Proving $\phi$ is well-defined Let $H$ and $K$ be normal subgroups of a group $G$, with $H \subseteq K$. Define $\phi: G/H \rightarrow G/K$ by $\phi(Ha)=Ka.$
Prove that $\phi$ is a well-defined function (i.e., if $Ha=Hb$, then $\phi(Ha)= \phi(Hb)$.

Honestly I have never understood well-defined and how to prove it.
 A: First, if $J$ is any subgroup of $G$ note that $Ja=Jb$ if and only if $ab^{-1}\in J$ (Using the definition of right cosets) then:
$Ha=Hb \implies ab^{-1}\in H\subset K$ then $ab^{-1}\in K \implies Ka=Kb$
So we have proved $Ha=Hb$ implies $\phi(Ha)=\phi(Hb)$. Then $\phi$ is a well defined function since for each way to write the same right coset (element in domain of $\phi$) we have only one image (element in codomain of $\phi$).

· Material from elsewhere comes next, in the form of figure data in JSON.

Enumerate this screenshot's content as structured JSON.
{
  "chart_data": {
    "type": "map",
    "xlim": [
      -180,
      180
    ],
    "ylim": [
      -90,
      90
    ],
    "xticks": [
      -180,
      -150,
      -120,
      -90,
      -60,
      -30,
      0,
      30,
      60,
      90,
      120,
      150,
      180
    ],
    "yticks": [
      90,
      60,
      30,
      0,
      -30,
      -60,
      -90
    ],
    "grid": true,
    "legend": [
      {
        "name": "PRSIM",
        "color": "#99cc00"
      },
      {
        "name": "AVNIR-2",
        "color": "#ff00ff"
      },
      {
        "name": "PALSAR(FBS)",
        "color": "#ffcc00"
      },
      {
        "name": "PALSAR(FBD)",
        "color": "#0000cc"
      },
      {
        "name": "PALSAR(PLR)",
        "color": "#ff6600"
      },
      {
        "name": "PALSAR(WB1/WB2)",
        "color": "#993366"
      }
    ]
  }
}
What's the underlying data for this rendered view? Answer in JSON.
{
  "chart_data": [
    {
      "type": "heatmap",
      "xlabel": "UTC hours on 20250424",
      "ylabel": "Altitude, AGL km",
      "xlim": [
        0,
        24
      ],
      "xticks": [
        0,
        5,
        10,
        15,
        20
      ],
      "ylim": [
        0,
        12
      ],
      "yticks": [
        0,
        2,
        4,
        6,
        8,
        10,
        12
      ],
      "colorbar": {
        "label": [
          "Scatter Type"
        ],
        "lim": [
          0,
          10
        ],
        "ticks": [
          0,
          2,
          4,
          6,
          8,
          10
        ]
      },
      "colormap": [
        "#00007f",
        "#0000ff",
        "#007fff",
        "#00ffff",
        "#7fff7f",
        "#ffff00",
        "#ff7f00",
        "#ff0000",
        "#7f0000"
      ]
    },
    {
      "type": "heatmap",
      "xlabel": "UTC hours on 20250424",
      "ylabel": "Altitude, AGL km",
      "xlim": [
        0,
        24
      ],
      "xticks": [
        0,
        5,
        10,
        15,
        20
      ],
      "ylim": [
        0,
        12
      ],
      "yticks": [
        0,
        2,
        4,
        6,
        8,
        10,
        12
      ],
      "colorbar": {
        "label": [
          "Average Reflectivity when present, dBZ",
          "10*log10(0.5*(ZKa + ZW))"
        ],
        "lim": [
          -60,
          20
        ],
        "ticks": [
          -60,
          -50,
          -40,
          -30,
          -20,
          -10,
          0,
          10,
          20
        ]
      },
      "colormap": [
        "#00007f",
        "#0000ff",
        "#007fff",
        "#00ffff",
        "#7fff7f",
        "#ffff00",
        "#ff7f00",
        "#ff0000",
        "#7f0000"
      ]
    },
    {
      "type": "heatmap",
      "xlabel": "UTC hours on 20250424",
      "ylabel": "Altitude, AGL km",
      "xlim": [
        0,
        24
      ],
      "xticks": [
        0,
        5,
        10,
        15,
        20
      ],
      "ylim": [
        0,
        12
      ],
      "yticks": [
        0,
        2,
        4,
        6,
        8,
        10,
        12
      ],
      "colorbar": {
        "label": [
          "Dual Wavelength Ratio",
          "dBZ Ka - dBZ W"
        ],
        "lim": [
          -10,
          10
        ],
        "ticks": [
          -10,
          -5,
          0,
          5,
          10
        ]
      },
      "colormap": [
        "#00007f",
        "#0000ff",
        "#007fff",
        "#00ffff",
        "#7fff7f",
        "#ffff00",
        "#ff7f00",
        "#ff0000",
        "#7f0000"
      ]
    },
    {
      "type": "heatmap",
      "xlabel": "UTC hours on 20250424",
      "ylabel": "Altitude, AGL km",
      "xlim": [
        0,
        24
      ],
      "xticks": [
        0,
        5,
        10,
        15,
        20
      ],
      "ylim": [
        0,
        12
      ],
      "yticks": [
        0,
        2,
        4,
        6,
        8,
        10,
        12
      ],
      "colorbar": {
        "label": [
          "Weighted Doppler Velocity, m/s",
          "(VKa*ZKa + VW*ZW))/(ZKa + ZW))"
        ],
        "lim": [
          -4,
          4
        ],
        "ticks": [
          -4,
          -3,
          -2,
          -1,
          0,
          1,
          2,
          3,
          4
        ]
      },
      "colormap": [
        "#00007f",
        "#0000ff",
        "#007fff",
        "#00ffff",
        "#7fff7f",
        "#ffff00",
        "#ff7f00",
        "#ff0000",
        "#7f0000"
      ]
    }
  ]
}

A: The concept is indeed a bit subtle. Let’s restate the definition of $\phi$, which is supposed to take an $H$-coset and assign to it a $K$-coset. The definition can be read this way: “Given an $H$-coset $S$, $\phi(S)$ is defined to be a $K$-coset as follows. Choose any element $a$ of $S$, and then $\phi(S)$ will be the $K$-coset that contains $a$.”
Now it becomes clear that the resulting $K$-coset apparently depends on your choice of $a$: if you chose a different element of $S$, would you get the same $K$-coset by applying the recipe to that? Showing that which element of $S$ you chose doesn’t affect the final resulting $K$-coset is just what is being asked for.